My second round of radiation (30 rounds to lymph nodes in my neck) I worked through and did fine...not as tired (weirdly as I was working) and managed to work and exercise...maybe it was easier on me since it was not pelvic and abdominal and was less intense. I was having cisplatin infusions as well and that knocked out my platelets, white blood cells and red blood cells...THAT made me tired...

my skin did really well through the treatments...for the abdominal/pelvic I had no skin issues. The radiation to my neck did make my neck area red and the last week of treatment I did get some bleeding and scabbing (it was like a really bad sunburn) but I used Rodan + Fields Soothe cream on it and my neck healed quickly and with no scarring and no signs that I had radiation there. My radiology oncologist is blown away and he keeps touching and looking at my neck when he sees me because he says he has never had a patient have radiation there and come out of it with zero signs that anything was done--until me...so I give credit to the creams...

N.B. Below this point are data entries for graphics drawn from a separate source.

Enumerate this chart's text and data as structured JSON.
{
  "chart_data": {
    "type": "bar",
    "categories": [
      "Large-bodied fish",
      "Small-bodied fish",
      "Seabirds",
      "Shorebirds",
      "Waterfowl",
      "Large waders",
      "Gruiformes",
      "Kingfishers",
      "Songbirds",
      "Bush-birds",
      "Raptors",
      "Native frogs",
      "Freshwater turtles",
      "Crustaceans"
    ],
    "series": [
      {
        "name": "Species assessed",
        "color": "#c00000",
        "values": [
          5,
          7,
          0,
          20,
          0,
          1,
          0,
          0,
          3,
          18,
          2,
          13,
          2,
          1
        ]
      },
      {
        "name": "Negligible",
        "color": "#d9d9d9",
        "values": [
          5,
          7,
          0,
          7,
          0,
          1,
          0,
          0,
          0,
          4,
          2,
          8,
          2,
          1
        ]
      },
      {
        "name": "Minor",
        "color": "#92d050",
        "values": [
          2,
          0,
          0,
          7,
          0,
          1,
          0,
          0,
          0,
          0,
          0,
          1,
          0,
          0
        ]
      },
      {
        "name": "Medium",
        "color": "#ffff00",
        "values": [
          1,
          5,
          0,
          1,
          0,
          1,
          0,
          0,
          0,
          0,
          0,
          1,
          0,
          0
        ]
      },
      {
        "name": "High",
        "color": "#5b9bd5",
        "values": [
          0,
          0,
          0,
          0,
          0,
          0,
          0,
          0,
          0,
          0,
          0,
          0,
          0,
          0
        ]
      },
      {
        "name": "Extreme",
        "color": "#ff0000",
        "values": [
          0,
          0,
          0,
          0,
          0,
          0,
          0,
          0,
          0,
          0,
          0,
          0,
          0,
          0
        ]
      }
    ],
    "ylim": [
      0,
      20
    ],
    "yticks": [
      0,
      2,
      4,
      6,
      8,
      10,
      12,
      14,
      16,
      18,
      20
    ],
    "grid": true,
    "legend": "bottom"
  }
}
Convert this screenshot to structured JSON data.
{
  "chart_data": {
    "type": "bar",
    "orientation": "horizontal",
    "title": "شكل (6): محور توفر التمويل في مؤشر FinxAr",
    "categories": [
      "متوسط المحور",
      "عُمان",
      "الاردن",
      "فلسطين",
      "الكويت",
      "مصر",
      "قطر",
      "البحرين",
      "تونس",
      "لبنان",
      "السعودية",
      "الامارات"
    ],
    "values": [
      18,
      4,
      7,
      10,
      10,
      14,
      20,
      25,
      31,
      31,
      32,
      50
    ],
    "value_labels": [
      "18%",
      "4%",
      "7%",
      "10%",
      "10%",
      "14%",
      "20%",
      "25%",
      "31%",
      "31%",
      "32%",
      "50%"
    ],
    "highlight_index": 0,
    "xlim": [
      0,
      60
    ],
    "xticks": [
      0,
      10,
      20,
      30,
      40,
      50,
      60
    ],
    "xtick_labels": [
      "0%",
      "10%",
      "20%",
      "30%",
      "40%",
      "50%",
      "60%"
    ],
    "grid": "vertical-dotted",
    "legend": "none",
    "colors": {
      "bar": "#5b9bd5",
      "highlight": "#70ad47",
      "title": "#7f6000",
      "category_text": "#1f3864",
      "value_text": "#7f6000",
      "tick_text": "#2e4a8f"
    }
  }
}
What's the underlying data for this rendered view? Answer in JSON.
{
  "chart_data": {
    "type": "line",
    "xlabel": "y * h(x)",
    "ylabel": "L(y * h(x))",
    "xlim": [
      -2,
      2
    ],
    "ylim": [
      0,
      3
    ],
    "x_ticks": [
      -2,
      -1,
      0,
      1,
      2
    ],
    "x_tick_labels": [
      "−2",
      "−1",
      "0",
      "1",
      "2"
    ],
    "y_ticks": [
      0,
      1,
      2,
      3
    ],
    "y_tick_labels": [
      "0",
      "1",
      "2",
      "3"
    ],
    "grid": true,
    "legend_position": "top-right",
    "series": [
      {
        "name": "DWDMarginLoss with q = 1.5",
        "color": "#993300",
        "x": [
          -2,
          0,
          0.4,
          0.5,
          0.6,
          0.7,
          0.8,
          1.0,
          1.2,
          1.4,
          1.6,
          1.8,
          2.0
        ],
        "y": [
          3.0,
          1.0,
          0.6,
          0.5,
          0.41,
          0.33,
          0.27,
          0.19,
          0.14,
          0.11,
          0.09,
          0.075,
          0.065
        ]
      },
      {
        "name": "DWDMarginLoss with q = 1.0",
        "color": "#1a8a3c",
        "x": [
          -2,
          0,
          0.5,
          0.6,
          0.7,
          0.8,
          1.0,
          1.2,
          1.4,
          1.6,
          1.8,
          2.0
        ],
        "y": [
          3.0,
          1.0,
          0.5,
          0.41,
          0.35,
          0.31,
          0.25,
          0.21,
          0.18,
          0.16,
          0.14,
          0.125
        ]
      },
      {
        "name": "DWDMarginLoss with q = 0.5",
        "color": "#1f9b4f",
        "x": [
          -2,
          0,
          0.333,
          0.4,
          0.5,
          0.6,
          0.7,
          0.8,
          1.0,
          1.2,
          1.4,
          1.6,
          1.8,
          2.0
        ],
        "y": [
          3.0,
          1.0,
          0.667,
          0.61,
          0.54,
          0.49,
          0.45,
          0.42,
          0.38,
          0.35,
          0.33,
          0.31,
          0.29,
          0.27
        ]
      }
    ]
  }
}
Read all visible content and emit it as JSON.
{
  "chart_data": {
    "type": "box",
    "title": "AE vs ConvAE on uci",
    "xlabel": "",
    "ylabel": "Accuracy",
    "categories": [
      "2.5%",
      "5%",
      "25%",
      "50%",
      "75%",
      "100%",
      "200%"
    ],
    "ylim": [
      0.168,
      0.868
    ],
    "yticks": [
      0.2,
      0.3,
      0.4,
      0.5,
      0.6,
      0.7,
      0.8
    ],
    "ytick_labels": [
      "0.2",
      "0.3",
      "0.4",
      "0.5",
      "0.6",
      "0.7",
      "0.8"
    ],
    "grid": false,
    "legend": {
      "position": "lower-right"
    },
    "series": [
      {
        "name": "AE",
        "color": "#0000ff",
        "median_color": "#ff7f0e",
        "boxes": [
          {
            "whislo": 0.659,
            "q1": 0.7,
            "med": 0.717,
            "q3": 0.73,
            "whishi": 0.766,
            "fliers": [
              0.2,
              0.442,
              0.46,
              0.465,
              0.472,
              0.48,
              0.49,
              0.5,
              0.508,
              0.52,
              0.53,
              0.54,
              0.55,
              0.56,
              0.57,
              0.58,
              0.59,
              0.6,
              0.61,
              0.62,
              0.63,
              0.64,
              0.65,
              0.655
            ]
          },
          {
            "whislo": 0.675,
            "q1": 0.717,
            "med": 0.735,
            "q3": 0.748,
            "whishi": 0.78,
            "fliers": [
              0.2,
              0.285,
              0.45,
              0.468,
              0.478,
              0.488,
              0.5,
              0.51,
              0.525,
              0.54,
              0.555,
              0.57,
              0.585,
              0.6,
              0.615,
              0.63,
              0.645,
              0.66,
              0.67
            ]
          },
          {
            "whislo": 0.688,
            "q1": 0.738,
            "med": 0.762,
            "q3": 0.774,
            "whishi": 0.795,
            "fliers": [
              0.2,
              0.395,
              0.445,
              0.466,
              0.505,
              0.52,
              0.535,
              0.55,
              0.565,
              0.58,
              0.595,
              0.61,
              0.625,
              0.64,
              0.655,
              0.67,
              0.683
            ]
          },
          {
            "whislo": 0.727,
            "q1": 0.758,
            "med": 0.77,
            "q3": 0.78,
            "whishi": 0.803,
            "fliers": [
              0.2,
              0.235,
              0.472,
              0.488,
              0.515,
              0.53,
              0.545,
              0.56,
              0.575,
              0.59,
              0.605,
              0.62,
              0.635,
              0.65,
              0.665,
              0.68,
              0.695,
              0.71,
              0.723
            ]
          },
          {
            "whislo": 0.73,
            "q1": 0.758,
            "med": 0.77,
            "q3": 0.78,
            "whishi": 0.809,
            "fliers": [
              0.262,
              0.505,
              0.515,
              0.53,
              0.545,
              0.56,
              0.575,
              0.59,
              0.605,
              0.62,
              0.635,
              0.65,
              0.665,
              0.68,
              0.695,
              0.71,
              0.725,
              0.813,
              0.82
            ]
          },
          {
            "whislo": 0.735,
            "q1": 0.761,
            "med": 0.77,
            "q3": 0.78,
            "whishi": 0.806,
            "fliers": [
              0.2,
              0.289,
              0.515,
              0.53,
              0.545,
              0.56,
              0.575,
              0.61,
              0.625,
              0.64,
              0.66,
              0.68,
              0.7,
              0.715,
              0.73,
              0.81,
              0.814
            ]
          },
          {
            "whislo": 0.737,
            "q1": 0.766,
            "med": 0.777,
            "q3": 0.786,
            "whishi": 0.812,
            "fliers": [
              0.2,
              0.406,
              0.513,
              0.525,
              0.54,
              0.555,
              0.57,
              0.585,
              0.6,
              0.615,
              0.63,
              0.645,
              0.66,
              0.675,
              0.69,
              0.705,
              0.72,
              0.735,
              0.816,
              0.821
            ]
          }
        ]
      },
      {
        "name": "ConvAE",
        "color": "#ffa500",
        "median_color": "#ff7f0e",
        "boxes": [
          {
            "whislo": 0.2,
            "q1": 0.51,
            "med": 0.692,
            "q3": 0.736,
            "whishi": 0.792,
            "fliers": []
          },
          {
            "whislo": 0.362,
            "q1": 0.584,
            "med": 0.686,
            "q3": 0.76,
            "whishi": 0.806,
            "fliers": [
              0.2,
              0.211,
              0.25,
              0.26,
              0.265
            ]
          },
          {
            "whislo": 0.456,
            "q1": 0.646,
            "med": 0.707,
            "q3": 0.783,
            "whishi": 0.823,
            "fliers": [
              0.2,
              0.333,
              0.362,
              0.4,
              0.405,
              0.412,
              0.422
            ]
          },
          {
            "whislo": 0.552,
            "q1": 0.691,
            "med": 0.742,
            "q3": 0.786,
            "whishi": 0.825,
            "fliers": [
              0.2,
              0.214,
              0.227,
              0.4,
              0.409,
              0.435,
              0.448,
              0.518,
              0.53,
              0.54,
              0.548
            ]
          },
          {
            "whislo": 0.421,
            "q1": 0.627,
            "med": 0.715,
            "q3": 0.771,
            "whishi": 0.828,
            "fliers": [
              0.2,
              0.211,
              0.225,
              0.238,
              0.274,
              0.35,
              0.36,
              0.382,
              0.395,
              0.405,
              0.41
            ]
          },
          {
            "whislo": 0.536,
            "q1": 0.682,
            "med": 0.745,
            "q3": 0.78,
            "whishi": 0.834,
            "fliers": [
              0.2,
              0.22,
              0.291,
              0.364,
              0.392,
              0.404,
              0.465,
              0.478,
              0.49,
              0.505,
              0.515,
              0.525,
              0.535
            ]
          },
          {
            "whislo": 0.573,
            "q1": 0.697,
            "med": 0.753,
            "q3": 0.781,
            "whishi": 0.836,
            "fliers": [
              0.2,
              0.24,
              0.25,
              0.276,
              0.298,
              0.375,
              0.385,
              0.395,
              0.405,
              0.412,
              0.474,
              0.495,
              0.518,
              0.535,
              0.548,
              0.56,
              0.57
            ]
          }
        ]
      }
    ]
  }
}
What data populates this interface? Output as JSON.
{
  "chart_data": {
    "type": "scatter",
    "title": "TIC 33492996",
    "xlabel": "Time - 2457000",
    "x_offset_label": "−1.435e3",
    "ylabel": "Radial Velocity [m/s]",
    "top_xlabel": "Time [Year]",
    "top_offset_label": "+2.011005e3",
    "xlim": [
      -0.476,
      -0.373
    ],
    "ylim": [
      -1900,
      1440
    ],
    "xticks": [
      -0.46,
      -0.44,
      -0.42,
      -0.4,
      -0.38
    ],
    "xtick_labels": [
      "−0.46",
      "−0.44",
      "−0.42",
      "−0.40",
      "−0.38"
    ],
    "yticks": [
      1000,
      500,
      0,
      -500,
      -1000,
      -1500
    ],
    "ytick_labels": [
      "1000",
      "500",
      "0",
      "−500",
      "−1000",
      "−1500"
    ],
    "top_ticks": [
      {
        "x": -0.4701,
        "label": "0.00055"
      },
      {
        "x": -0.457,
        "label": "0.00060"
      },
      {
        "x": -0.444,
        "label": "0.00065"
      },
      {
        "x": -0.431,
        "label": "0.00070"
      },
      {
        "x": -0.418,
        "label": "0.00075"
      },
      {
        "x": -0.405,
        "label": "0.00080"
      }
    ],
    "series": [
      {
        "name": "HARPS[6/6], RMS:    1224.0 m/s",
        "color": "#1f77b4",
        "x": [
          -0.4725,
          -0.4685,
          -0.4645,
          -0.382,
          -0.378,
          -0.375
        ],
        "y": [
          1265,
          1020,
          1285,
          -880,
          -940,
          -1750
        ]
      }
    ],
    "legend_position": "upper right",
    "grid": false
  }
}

Oh and I took a probiotic the whole time (and still do)...I order mine through a friend who sells Plexus products but there are many excellent probiotics out there...

Soup52's picture
Soup52
Posts: 902
Joined: Jan 2016

I feel  I must comment on radiation. I had both kinds in addition to 6 rounds of chemo. Both along with surgery have left me Ned for my 3C clear cell endometrial cancer. I did not have diarea but constipation instead. I still battle with this but with the help of a gastroenterologist I am dealing pretty well. For me all of this has been worth it. I have been NED for a year and a half. I never had to have Neulasta or to miss any chemos planned. For me this agressive approach has been well worth it.